The Importance of Risk Assessments for Businesses
FEMA defines resilience as "the capacity of individuals, communities, businesses, institutions, and governments to adapt to changing conditions and to prepare for, withstand, and rapidly recover from disruptions to everyday life, such as hazard events" (Source: FEMA, 2017). Resilience towards all hazards should be a primary focus in protecting your organization, employees, and assets from potential loss.
A few recent statistics help illustrate the risk landscape today:
In 2022, over $165 billion was spent relating to fires, floods, and hurricanes.
It may not be a surprise to some that 100% of businesses were impacted by the COVID-19 pandemic. The impacts of the pandemic include new employee work structures, vaccination requirements, and shifting work environments.
In 2022, there were over 300 active shooter events in the United States.
Based on research, by 2025, cybercrimes are expected to rise to $10.5 trillion.
The first step in protecting your employees and organization is preparedness. To plan for continuity response and recovery efforts, risk assessments are critical to understanding threats that your organization may and will face.
What Is a Risk Assessment?
A risk assessment is a method and tool that identifies all threats and hazards to help better understand what areas of the business are most likely to experience the most significant impact when a disaster occurs. These hazards are put into a ranking system based on the highest impact and probability to your organization. When conducting risk assessments, common questions that experts typically ask are:
What is the probability of this event happening to our organization?
If this event occurs, how much of an interruption will it cause?
What capabilities and mitigation measures do we have if this threat impacts our business?
Have we thought through all the types of threats (human-impacted, vendor, technological, supply chain, natural hazard)?
Why Should Your Organization Build a Risk Assessment Now?
It is critical for your organization to conduct a risk assessment annually. Preparing for hazards and potential interruptions by conducting risk assessments can help an organization avoid losing money or, worse, permanent business closure. When an organization experiences downtime due to a business interruption, the chances of higher losses may occur. These losses could include but are not limited to assets, employees, business income, and customers. It is also essential to improve the recovery time objectives (RTO) to combat the potential losses from the interruption.
Risk assessments are an excellent tool for finding gaps to assess the effectiveness of a continuity plan. Experts in the field want organizations to take an all-hazards approach by outlining the potential risks and avenues you may face, thus being proactive and preparing for recovery operations. The all-hazards approach is "an integrated approach to emergency preparedness planning that focuses on capacities and capabilities that are critical to preparedness for a full spectrum of emergencies or disasters, including internal emergencies and a man-made emergency (or both) or natural disaster." Source: U.S. Centers for Medicare & Medicaid Services, 2017
Additionally, annual updates to risk assessments help organizations avoid misconceptions.

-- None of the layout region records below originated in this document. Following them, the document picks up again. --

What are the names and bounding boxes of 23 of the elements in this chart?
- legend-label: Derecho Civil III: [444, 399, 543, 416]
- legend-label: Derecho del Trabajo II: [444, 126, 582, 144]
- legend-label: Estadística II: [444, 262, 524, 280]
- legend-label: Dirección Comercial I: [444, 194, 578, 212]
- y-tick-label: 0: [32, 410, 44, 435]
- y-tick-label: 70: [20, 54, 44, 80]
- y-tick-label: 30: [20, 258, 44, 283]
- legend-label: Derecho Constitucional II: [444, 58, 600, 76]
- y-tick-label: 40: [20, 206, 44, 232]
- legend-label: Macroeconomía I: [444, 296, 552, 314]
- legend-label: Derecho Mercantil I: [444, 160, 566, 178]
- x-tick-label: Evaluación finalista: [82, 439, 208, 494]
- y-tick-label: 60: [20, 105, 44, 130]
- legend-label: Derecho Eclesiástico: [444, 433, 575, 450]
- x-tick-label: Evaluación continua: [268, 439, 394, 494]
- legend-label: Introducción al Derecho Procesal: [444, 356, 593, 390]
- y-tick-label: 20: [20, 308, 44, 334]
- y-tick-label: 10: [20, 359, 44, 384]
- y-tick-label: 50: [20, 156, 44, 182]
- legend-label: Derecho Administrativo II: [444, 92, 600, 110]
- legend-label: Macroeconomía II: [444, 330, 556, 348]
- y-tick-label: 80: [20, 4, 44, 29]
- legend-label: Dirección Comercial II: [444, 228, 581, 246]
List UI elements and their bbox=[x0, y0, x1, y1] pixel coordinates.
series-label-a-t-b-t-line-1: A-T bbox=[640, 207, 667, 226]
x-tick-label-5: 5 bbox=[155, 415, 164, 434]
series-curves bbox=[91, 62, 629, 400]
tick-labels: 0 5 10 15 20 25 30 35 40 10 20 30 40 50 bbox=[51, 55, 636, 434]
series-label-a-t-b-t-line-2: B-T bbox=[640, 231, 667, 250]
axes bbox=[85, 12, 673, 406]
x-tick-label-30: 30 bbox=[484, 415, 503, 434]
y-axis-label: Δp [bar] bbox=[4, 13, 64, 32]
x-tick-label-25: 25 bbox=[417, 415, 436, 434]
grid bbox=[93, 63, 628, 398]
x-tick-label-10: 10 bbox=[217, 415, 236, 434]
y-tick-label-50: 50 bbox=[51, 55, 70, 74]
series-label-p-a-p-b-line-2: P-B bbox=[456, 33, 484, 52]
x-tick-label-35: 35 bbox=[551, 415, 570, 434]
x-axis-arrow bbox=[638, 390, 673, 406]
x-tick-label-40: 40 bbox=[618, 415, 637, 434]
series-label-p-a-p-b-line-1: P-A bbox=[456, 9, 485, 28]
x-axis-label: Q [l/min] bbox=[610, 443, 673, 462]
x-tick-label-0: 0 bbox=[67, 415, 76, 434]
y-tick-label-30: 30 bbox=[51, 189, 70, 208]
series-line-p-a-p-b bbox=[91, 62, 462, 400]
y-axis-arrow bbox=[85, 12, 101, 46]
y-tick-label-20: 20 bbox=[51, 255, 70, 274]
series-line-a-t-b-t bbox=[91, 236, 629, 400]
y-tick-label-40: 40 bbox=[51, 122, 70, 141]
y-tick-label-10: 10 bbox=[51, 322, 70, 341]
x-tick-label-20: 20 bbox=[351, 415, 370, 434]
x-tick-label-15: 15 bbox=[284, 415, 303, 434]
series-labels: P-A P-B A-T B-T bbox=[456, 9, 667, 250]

Common misconceptions include:
We don’t need a plan because our insurance covers losses.
Reality: It is important to research and speak with your insurance to understand exactly what your plan does and does not cover. More often than not, insurance companies will refuse to cover 100% of the loss from certain types of hazards.
I don't have time to develop a plan.
Reality: It is common for risk assessments and continuity plans to get cut from project timelines and budgets. When an incident and interruption occur, most organizations who do not have a continuity plan say they wish they had made it a priority.
How Should I Get Started in Building a Risk Assessment?
There are many different methodologies and ways to begin developing a risk assessment. The first rule of thumb is to conduct research about what threats your business may face. Research could include using tools such as geographical information systems (GIS) tools, hazard maps, statistic rates, infrastructure plans, and more.
Once research has been conducted, compile a list and rank the hazards on a scale based on the probability of this event occurring and the level of impact it would have on your business.
What Other Resources Can I Use?
Invest in software: There are many companies with software tools that will rank and structure threats and risks for your organization, such as Preparis Planner. These software tools are a great resource and take no time to use.
Hire an outside consultant: Experts in the field are trained and certified to conduct risk assessments for organizations and agencies. Using a professional in the field allows for an outside perspective to ensure threats and hazards are not missed. It also saves organizations time to complete a risk assessment and limits the amount of time taken away from other projects and priorities.
Conduct a manual risk assessment: There are multiple methods to conduct a risk assessment, such as a ranking priority system and heat maps. The ranking priority system ranks threats and hazards on a numeric system based on probability and impact. The heat map method plots the threat on a matrix based on probability and impact, which is categorized by colors (red = high; green = low).
Having the research and priority rankings of potential threats and hazards to your business will help strengthen your organization’s continuity plan. It is critical to train and educate employees and staff about the threats your organization may face to improve coordination and communication amongst your team.
At the end of the day, resilience is the goal that companies and organizations should be striving to achieve, and risk assessments are the first step on the road to resilience.